1. As a sanity check, I did do a t-test of technical ability vs. # of endorsements before publishing. There is no statistically significant relationship between the 2. (P < 0.335)

2. What do you mean by "language matters here" (re the histogram)?

3 comments

After reading the way in which your work is being criticized (regardless of the validity of the criticisms), I'm very impressed to see you here making lemonade of it all. I'd be crying in the corner if it were me. Good work.
Do you mean that you fit a simple linear model, of the form below?

ability = b0 + b1*endorsements + error

And when you say t-test, are you saying you did a t-test for the parameter b1?

Usually when people refer to a t-test, without more information, they are saying they tested the difference of means between two groups. (or one mean against a number).

See, for example, the Wikipedia article on t-tests: https://en.m.wikipedia.org/wiki/Student's_t-test

> Do you mean that you fit a simple linear model, of the form below?

That would be the form of the best-fit line in the scatterplot. (and it would make sense to assume that the t-test refers to b1 != 0, as there is only one group)

Edit: on second thought, you're probably right. I think I was too off the cuff in responding.
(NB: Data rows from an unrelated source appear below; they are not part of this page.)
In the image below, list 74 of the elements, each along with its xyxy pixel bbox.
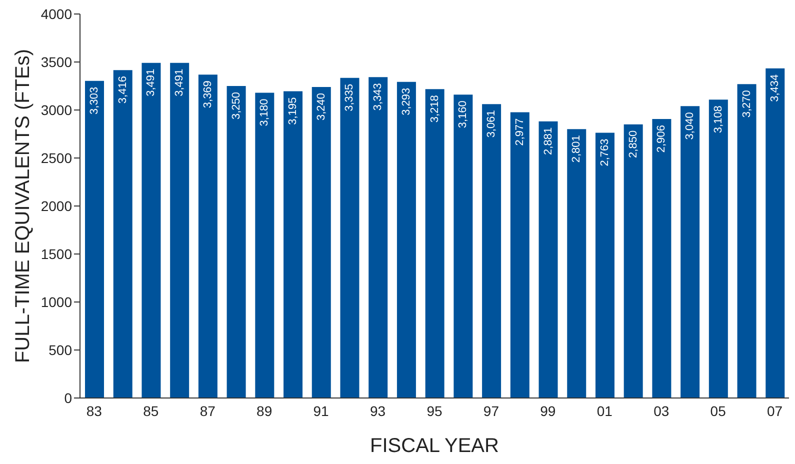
bar <box>170 62 190 398</box>
bar <box>284 91 303 398</box>
data-label: 3,416 <box>116 76 129 104</box>
y-tick-label: 4000 <box>40 6 72 22</box>
y-tick-label: 2000 <box>40 198 72 214</box>
data-label: 3,270 <box>740 90 753 118</box>
x-tick-label: 97 <box>483 402 500 419</box>
bar <box>567 129 586 398</box>
data-label: 3,335 <box>344 84 356 112</box>
x-tick-label: 03 <box>654 402 670 419</box>
x-tick-label: 93 <box>370 402 386 419</box>
data-label: 3,491 <box>174 68 186 96</box>
data-label: 3,218 <box>428 95 441 123</box>
bar <box>425 89 444 398</box>
data-label: 3,343 <box>372 83 384 111</box>
bar <box>340 78 360 398</box>
x-tick-label: 01 <box>596 402 613 419</box>
y-tick-label: 2500 <box>40 150 72 166</box>
data-label: 3,434 <box>769 74 782 102</box>
bar <box>113 70 132 398</box>
bar <box>538 121 558 398</box>
y-tick-label: 0 <box>64 390 72 406</box>
data-label: 3,108 <box>712 106 724 134</box>
data-label: 3,293 <box>400 88 412 116</box>
data-label: 3,369 <box>202 80 214 108</box>
bar <box>595 132 614 398</box>
x-tick-label: 99 <box>540 402 556 419</box>
x-tick-label: 05 <box>710 402 726 419</box>
y-tick-label: 3000 <box>40 102 72 118</box>
y-tick-label: 1500 <box>40 246 72 262</box>
bar <box>766 68 785 398</box>
data-label: 3,491 <box>145 68 158 96</box>
data-label: 2,763 <box>598 138 611 166</box>
bar <box>198 74 218 398</box>
data-label: 2,906 <box>656 125 668 153</box>
data-label: 3,160 <box>457 100 470 128</box>
data-label: 3,240 <box>315 92 328 120</box>
x-tick-label: 85 <box>143 402 159 419</box>
data-label: 3,195 <box>287 97 300 125</box>
bar <box>226 86 246 398</box>
x-axis-title: FISCAL YEAR <box>370 435 499 457</box>
y-tick-label: 3500 <box>40 54 72 70</box>
x-tick-label: 91 <box>313 402 330 419</box>
bar <box>255 92 274 398</box>
bar <box>454 94 473 398</box>
x-tick-label: 07 <box>767 402 783 419</box>
data-label: 2,801 <box>570 135 583 163</box>
x-tick-label: 95 <box>426 402 442 419</box>
data-label: 3,061 <box>486 110 498 138</box>
data-label: 2,977 <box>514 118 526 146</box>
data-label: 2,850 <box>627 130 640 158</box>
bar <box>312 86 331 398</box>
data-label: 3,303 <box>88 86 100 114</box>
bar <box>482 104 502 398</box>
bar <box>85 80 104 398</box>
bar <box>624 124 643 398</box>
bar <box>368 77 388 398</box>
bar <box>737 84 756 398</box>
bar <box>142 62 161 398</box>
x-tick-label: 87 <box>200 402 216 419</box>
x-tick-label: 83 <box>86 402 102 419</box>
y-axis-title: FULL-TIME EQUIVALENTS (FTEs) <box>12 48 34 364</box>
x-tick-label: 89 <box>256 402 272 419</box>
bar <box>510 112 530 398</box>
data-label: 3,250 <box>230 92 242 120</box>
data-label: 3,040 <box>684 112 696 140</box>
y-tick-label: 1000 <box>40 294 72 310</box>
bar <box>680 106 700 398</box>
y-tick-label: 500 <box>48 342 72 358</box>
data-label: 2,881 <box>542 127 554 155</box>
bar <box>396 82 416 398</box>
data-label: 3,180 <box>258 98 271 126</box>
bar <box>708 100 728 398</box>
bar <box>652 119 672 398</box>
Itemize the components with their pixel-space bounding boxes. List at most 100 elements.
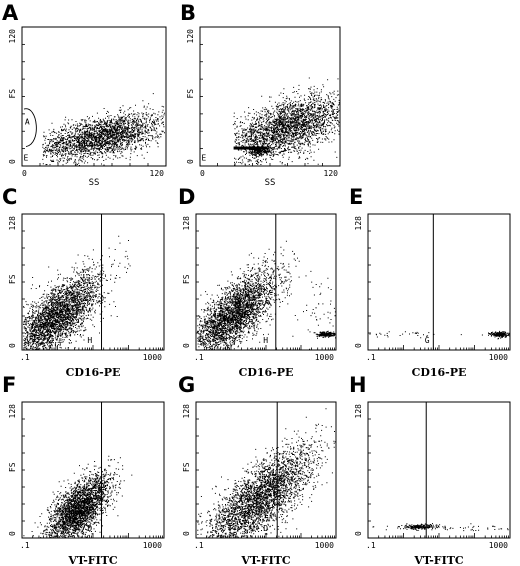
x-tick-label-min: 0 [200, 169, 205, 178]
panel-f: F 0 128 .1 1000 FS VT-FITC D [2, 373, 165, 566]
y-axis-label: FS [8, 274, 17, 284]
scatter-points [42, 93, 165, 166]
y-tick-label-min: 0 [8, 159, 17, 164]
scatter-points [197, 408, 336, 538]
y-tick-label-min: 0 [186, 159, 195, 164]
x-tick-label-min: .1 [20, 541, 30, 550]
x-tick-label-max: 120 [324, 169, 339, 178]
gate-bar [233, 146, 268, 150]
x-axis-label: CD16-PE [239, 366, 294, 379]
y-tick-label-min: 0 [182, 343, 191, 348]
x-tick-label-min: .1 [194, 353, 204, 362]
ticks [367, 401, 511, 539]
x-axis-label: CD16-PE [66, 366, 121, 379]
x-tick-label-max: 1000 [315, 353, 334, 362]
y-tick-label-max: 120 [186, 29, 195, 44]
panel-letter-a: A [2, 1, 19, 25]
x-tick-label-max: 1000 [315, 541, 334, 550]
scatter-points [232, 77, 340, 166]
gates: G [425, 214, 434, 350]
gate-label: G [425, 336, 430, 345]
scatter-point [23, 235, 131, 350]
scatter-point [23, 455, 133, 538]
panel-letter-h: H [349, 373, 367, 397]
gate-label: H [263, 336, 268, 345]
ticks [21, 26, 167, 167]
gate-label: D [87, 524, 92, 533]
x-tick-label-max: 1000 [489, 541, 508, 550]
y-axis-label: FS [182, 462, 191, 472]
scatter-points [23, 455, 133, 538]
scatter-point [372, 523, 509, 532]
x-tick-label-max: 1000 [489, 353, 508, 362]
gates: D [263, 402, 278, 538]
y-tick-label-max: 128 [182, 404, 191, 419]
x-tick-label-max: 1000 [143, 353, 162, 362]
x-axis-label: SS [89, 178, 100, 188]
x-tick-label-min: .1 [366, 541, 376, 550]
scatter-point [42, 93, 165, 166]
y-tick-label-min: 0 [8, 343, 17, 348]
panel-letter-b: B [180, 1, 196, 25]
panel-e: E 0 128 .1 1000 CD16-PE G [349, 185, 511, 379]
gates: C [415, 402, 427, 538]
panel-g: G 0 128 .1 1000 FS VT-FITC D [178, 373, 337, 566]
gates: PE [201, 128, 268, 162]
gate-label: E [23, 153, 28, 162]
panel-h: H 0 128 .1 1000 VT-FITC C [349, 373, 511, 566]
y-axis-label: FS [186, 89, 195, 99]
y-tick-label-max: 128 [354, 404, 363, 419]
gate-label: H [87, 336, 92, 345]
x-tick-label-min: .1 [194, 541, 204, 550]
panel-c: C 0 128 .1 1000 FS CD16-PE H [2, 185, 165, 379]
x-tick-label-min: 0 [22, 169, 27, 178]
y-tick-label-max: 128 [354, 216, 363, 231]
panel-letter-d: D [178, 185, 195, 209]
x-axis-label: SS [265, 178, 276, 188]
x-tick-label-min: .1 [366, 353, 376, 362]
y-axis-label: FS [8, 89, 17, 99]
scatter-point [197, 240, 336, 350]
gate-outline [23, 108, 37, 147]
panel-letter-g: G [178, 373, 195, 397]
y-axis-label: FS [8, 462, 17, 472]
scatter-points [197, 240, 336, 350]
y-tick-label-max: 128 [8, 216, 17, 231]
y-tick-label-min: 0 [354, 531, 363, 536]
panel-letter-c: C [2, 185, 17, 209]
panel-letter-e: E [349, 185, 363, 209]
scatter-points [369, 330, 510, 340]
x-axis-label: CD16-PE [412, 366, 467, 379]
y-axis-label: FS [182, 274, 191, 284]
y-tick-label-max: 128 [8, 404, 17, 419]
y-tick-label-min: 0 [354, 343, 363, 348]
scatter-point [197, 408, 336, 538]
panel-b: B 0 120 0 120 FS SS PE [180, 1, 341, 188]
x-tick-label-max: 1000 [143, 541, 162, 550]
gate-label: P [250, 128, 255, 137]
x-tick-label-max: 120 [150, 169, 165, 178]
y-tick-label-min: 0 [182, 531, 191, 536]
scatter-points [372, 523, 509, 532]
y-tick-label-max: 128 [182, 216, 191, 231]
scatter-point [232, 77, 340, 166]
gates: AE [23, 108, 37, 162]
gate-label: C [415, 524, 420, 533]
scatter-point [369, 330, 510, 340]
scatter-points [23, 235, 131, 350]
plot-frame [367, 213, 511, 351]
x-axis-label: VT-FITC [240, 554, 291, 566]
panel-letter-f: F [2, 373, 16, 397]
x-axis-label: VT-FITC [413, 554, 464, 566]
gates: D [87, 402, 103, 538]
x-axis-label: VT-FITC [67, 554, 118, 566]
x-tick-label-min: .1 [20, 353, 30, 362]
y-tick-label-min: 0 [8, 531, 17, 536]
ticks [367, 213, 511, 351]
gates: H [263, 214, 277, 350]
ticks [21, 401, 165, 539]
gate-label: A [25, 117, 30, 126]
y-tick-label-max: 120 [8, 29, 17, 44]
Left original response below.

If by best fit you mean minimizing sum squared error, that's fair.

But to be sure, if someone said t-test, and they only had one group, I would first guess they were doing a one-sample t-test.
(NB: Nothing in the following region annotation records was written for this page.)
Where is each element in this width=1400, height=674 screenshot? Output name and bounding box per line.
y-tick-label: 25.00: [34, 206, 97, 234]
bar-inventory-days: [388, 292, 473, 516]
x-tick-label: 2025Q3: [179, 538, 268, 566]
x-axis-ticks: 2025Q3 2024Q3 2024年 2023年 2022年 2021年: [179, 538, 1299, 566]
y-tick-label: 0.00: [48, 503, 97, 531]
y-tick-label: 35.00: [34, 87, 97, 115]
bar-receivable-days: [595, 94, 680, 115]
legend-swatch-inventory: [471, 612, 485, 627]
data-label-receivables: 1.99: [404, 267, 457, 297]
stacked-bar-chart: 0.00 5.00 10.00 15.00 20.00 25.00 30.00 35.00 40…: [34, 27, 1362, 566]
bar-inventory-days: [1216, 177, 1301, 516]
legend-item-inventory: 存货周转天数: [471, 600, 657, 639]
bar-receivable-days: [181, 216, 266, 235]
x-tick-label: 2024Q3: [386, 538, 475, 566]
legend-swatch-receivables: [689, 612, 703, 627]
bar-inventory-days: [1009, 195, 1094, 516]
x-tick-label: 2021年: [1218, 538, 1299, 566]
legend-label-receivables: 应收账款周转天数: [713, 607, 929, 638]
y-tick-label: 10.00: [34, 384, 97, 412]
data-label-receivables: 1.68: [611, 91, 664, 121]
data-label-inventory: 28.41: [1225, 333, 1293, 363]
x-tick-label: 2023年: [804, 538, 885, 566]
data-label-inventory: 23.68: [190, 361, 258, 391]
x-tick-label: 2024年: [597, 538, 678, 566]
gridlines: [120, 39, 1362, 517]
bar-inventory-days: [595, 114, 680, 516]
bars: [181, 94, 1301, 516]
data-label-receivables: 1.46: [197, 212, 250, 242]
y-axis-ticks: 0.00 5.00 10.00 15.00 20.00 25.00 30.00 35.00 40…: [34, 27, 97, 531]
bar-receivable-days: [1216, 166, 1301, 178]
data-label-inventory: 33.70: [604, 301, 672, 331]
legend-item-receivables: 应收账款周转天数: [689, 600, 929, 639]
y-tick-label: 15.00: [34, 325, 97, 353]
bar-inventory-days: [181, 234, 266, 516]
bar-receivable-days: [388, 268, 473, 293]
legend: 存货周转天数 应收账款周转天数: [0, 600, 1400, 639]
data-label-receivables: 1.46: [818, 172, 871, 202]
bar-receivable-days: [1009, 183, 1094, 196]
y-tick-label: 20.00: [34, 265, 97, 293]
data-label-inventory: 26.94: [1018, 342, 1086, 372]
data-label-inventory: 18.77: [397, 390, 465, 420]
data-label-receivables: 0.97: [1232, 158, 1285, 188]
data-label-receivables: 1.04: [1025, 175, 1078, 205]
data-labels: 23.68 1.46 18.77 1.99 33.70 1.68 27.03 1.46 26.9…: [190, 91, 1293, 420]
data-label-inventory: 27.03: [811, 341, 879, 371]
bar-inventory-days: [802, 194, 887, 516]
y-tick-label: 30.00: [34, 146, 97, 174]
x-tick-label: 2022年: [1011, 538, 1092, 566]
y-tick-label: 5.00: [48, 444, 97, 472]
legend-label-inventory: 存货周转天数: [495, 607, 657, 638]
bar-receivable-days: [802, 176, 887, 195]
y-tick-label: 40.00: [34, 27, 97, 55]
Even with two dependent variables and one group, I would think over whether they did a dependent t-test.

I figured it was a simple linear model (in this case a correlation) because they mentioned that they tested the relationship, and it makes sense, but it seems important to sanity check the use of the term t-test, which can be highly ambiguous (and I have seen used in very surprising ways).

Hope it was helpful.

It's unclear what you t-tested here. Ideally, you would test for difference between groups of "Is there a difference in number of endorsements between people who got a "yes" in advancing to the next round or not". As a followup, is there a difference between those who's preferred was most endorsed or not?

I'm a bit stunned that you didn't recognize Language as programming language...... :(

As an example, people probably get endorsed for SQL or CSS far more than their programming language of choice that is tested in an interview.

What do you mean re not recognizing language as a programming language? We only counted actual programming languages, i.e. not SQL, HTML, CSS, etc.